Several things drew me to the email I received a few months ago about Transatlantic Alliance upcoming release. The first was that its a side project of Deer Park Ranger, a wonderful project we had covered on Post Rock Post in the past and which had appeared on David's end of year list for 2022. The second was that Transatlantic Alliance was also signed with good friends of the blog Post. Recordings and that their music was in line with that label's exacting standards; their 2021 self-titled release is a joyous study in the power of ambience and mood.
And, lastly, the names involved with the remix project of said 2021 release, which we are proud to premiere a track from today, included some truly outstanding names: We Lost the Sea, Holy Fawn, Midas Fall and, yes, Mogwai. The latter were tasked with reimagining the hauntingly gentle and beautiful "Saint Wulfstan" and remix it they have, turning it into a boisterous, noisy affair where once there lay a more contemplative piece. Head on down below to check it out!
Leave it to Mogwai to supercharge such a delicate track with vibrancy and impact while losing none of the fragile emotions which it evokes. The main line of the track has been maintained but loud percussion has been added to punctuate it, turning it into something more bouncy and celebratory than it was. Rich synths have also been added, iterating on the track's main theme and transferring much of the newly-found percussive energy of the track into it. All of this sounds like a big departure from the original sound, and it is, but because the theme itself was cleverly maintained, the track feels like an older, more energetic sibling to "Saint Wulfstan" of 2021. That means that there's another voice hiding beneath the track's louder, remixed through-line, working in conversation with it, echoing the thoughts and images that the original track conveyed. The tension is palatable and highly enjoyable, new but respectful and appreciative of the original work which gave it birth.
In general, these are the principles which have been successfully employed on all of the remixes from this intriguing little release. Some hit on 65daysofstatic adjacent sounds and rhythms, lifting up the original compositions into new spaces of bright luminosity. Others have fragmented the music even further, diving deep into the melancholy and introspection found at its base (like one of my personal favorites, the Christopher Royal King remix of "Gossamer Webs", all disjointed strings and tinkling, breathing instrumentation).
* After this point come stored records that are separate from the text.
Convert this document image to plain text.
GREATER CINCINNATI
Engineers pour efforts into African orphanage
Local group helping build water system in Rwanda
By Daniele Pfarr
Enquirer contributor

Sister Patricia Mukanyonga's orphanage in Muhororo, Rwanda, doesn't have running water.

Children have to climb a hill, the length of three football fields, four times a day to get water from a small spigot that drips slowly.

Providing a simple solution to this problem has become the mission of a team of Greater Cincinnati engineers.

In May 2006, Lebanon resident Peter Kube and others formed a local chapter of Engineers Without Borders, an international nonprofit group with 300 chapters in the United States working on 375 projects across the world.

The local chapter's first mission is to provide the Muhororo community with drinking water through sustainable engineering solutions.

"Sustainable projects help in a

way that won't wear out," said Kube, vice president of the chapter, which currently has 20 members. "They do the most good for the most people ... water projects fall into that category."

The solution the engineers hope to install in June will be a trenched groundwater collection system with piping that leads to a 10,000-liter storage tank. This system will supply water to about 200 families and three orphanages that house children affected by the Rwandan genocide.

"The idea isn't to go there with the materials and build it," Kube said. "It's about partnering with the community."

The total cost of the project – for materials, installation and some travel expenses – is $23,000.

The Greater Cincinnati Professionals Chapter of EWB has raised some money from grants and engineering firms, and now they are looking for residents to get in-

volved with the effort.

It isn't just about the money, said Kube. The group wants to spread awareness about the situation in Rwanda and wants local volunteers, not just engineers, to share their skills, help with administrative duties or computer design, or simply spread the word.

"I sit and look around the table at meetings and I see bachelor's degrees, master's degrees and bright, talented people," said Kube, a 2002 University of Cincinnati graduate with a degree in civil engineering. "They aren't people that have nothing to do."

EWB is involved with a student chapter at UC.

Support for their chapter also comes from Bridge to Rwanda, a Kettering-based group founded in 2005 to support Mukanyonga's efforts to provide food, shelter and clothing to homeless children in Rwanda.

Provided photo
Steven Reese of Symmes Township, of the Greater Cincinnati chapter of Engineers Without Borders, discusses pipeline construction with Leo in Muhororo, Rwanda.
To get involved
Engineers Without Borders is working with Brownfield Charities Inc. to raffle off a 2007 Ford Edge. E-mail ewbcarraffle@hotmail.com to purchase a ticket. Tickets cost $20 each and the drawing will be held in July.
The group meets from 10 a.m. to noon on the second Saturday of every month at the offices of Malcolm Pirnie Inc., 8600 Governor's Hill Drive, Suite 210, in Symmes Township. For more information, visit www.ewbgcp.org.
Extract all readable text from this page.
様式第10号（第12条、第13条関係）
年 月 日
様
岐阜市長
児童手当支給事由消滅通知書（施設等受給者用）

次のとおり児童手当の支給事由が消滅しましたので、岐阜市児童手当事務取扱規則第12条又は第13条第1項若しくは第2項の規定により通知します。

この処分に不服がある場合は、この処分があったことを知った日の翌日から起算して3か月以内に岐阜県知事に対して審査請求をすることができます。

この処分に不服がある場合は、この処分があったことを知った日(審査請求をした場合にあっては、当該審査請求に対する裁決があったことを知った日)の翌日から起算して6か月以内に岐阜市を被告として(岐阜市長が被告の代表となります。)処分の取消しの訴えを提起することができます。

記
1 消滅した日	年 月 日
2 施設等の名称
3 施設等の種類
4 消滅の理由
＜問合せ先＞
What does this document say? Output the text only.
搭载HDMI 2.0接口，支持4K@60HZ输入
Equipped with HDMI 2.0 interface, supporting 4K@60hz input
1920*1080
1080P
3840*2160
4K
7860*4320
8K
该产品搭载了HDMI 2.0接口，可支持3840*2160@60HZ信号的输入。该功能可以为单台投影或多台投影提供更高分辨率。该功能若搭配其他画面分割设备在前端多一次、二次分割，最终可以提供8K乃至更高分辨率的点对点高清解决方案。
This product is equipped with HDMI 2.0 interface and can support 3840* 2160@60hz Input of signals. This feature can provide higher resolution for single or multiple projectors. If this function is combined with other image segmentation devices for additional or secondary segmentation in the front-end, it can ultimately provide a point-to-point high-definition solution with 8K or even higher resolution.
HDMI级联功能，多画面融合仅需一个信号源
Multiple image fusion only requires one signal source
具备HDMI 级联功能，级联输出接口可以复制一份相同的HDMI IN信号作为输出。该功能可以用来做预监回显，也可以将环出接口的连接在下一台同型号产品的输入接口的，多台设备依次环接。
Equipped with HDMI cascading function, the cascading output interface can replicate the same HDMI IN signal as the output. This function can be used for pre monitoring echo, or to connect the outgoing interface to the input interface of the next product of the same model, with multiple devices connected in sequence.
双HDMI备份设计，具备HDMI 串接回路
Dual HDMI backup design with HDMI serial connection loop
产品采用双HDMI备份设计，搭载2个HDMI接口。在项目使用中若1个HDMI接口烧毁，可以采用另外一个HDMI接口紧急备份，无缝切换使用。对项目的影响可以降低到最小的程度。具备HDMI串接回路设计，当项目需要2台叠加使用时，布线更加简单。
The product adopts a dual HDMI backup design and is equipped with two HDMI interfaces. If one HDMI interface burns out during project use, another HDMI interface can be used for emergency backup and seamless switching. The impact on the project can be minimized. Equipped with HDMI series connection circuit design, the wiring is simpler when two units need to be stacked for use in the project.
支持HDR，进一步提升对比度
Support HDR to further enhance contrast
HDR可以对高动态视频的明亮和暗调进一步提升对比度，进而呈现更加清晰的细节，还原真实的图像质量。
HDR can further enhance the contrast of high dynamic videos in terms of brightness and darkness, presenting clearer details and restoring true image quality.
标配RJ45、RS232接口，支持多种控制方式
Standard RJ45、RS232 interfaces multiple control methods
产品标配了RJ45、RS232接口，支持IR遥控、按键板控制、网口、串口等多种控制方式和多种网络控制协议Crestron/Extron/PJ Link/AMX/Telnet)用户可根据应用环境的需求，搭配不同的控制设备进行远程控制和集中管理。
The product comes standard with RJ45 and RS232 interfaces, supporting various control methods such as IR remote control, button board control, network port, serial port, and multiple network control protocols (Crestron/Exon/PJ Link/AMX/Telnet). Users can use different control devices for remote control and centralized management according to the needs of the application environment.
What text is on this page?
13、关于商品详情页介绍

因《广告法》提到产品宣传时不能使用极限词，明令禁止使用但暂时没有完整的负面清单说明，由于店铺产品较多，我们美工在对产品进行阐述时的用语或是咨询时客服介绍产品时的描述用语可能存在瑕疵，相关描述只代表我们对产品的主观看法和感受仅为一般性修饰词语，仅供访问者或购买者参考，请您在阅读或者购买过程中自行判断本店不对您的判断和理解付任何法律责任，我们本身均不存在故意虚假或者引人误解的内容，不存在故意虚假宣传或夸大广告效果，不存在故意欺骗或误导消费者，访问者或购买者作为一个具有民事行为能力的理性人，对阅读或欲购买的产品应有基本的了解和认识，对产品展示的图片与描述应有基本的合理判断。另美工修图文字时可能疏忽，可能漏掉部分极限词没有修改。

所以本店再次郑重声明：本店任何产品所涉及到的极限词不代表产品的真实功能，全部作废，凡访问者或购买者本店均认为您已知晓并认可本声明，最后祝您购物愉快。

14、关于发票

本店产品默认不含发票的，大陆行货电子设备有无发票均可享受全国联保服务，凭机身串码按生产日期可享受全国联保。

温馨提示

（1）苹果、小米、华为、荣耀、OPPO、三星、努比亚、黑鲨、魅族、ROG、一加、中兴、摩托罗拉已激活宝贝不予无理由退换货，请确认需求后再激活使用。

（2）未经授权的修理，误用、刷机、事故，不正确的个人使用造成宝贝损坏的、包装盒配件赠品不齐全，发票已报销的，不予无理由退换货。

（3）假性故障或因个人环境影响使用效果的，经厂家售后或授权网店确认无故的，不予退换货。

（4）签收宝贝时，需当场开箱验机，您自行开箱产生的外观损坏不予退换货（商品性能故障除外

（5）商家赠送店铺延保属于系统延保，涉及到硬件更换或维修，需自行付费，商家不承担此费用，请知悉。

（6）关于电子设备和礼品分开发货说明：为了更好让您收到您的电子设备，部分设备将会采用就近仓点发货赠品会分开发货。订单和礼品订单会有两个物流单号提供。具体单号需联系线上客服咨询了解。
This makes this remix album much more than just callback but rather a breathtaking and collaborative effort across careful, talented composers, all working to bring forth new elements from the original work.
If you're intrigued, and you should be, you can head on over here if you're in the EU for vinyl pre-orders and here if you're in the USA, UK and Rest of World. I don't expect this to be the most widely listened to album of 2023 but, for those of us who will take the time for it, it will be one of the year's most interesting explorations of the transformative power of musical collaboration.